In questi giorni incontro commenti/lectio che formano un'eco profonda nella mia anima. Ho incontrato questa risposta di padre Ermes che, parlando del modo con cui avrebbe affrontato la predicazione degli esercizi, definisce le caratteristiche che trovo nelle mie frequentazioni quotidiane della Parola. E poi, quanto vorrei che anche le mie parole fossero sempre guidate dalle qualità espresse nell'impegno che padre Ermes si è dato.

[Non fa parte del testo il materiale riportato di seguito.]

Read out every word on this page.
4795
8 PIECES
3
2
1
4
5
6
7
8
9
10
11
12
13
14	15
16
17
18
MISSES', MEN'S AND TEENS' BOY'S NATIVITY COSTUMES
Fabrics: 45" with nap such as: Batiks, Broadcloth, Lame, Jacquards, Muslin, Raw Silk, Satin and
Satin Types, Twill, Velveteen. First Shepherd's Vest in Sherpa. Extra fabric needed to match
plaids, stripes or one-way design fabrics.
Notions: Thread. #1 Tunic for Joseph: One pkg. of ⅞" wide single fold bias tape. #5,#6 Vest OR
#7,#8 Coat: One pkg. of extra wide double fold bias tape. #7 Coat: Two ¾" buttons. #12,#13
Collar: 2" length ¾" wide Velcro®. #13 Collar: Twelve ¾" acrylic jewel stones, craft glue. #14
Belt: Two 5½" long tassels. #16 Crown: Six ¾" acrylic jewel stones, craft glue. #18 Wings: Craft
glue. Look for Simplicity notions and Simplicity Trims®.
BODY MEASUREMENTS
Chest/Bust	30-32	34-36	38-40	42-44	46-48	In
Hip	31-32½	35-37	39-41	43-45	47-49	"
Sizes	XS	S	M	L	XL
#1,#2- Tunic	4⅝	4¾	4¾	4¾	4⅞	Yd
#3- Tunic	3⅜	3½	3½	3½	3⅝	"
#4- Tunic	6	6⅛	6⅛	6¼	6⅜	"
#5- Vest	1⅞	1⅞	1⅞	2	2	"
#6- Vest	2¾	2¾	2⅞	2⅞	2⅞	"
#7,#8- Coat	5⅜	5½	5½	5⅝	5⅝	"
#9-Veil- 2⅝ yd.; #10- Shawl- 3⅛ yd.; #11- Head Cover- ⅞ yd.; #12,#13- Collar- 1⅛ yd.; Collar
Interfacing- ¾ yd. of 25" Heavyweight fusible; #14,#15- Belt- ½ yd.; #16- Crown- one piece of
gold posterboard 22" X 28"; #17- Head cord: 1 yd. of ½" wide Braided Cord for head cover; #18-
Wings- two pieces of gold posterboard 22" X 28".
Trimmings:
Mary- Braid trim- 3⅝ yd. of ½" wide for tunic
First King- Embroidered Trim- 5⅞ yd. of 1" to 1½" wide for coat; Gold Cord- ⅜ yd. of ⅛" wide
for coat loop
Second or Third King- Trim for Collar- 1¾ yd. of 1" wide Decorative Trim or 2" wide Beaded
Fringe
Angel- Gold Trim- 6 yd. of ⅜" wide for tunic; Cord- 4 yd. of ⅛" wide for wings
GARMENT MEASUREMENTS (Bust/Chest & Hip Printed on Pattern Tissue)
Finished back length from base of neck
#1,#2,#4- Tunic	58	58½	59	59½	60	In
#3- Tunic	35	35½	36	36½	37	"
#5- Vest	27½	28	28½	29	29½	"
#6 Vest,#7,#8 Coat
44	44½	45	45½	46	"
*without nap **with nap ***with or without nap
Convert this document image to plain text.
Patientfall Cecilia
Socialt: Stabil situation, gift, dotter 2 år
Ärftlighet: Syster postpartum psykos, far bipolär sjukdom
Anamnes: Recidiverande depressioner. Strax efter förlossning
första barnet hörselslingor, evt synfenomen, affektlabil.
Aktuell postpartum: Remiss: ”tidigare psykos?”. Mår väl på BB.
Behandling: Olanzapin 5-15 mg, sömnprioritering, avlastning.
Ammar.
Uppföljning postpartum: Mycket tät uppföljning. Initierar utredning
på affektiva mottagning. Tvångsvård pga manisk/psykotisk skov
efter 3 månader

D.- Il Papa tiene molto alle omelie dei sacerdoti, dice che devono essere chiare, semplici, brevi ... e che la gente le capisca…
R. di Ermes Ronchi–
Questo coincide con il ricordo che io ho della mia prima Messa, quando io chiesi al mio papà:
“Come devo predicare alla gente del mio paese?”.
E lui mi rispose in lingua friulana: "Pocjis e che si tocjin", poche parole, ma semplici e concrete.
E allora io ho capito da lì
che la Parola deve essere incarnata,
che si possa toccare,
che abbia toccato,
che abbia inciso, graffiato.
Mi sono dato questo impegno:
non dire mai una parola che prima non abbia fatto soffrire o gioire me,
altrimenti non è incarnata e
non raggiunge nessuno.
E poi credo, come secondo criterio fondamentale,
la semplicità:
non elucubrare grandi pensieri teorici ma far capire che siamo immersi in un mare d’amore e non ce ne rendiamo conto.
La terza cosa è la bellezza.
La bellezza per me è un nome di Dio.
E la quarta cosa è la positività: sempre positivi, sempre creativi di speranza, il Vangelo è positivo, basta solo leggere la sua etimologia.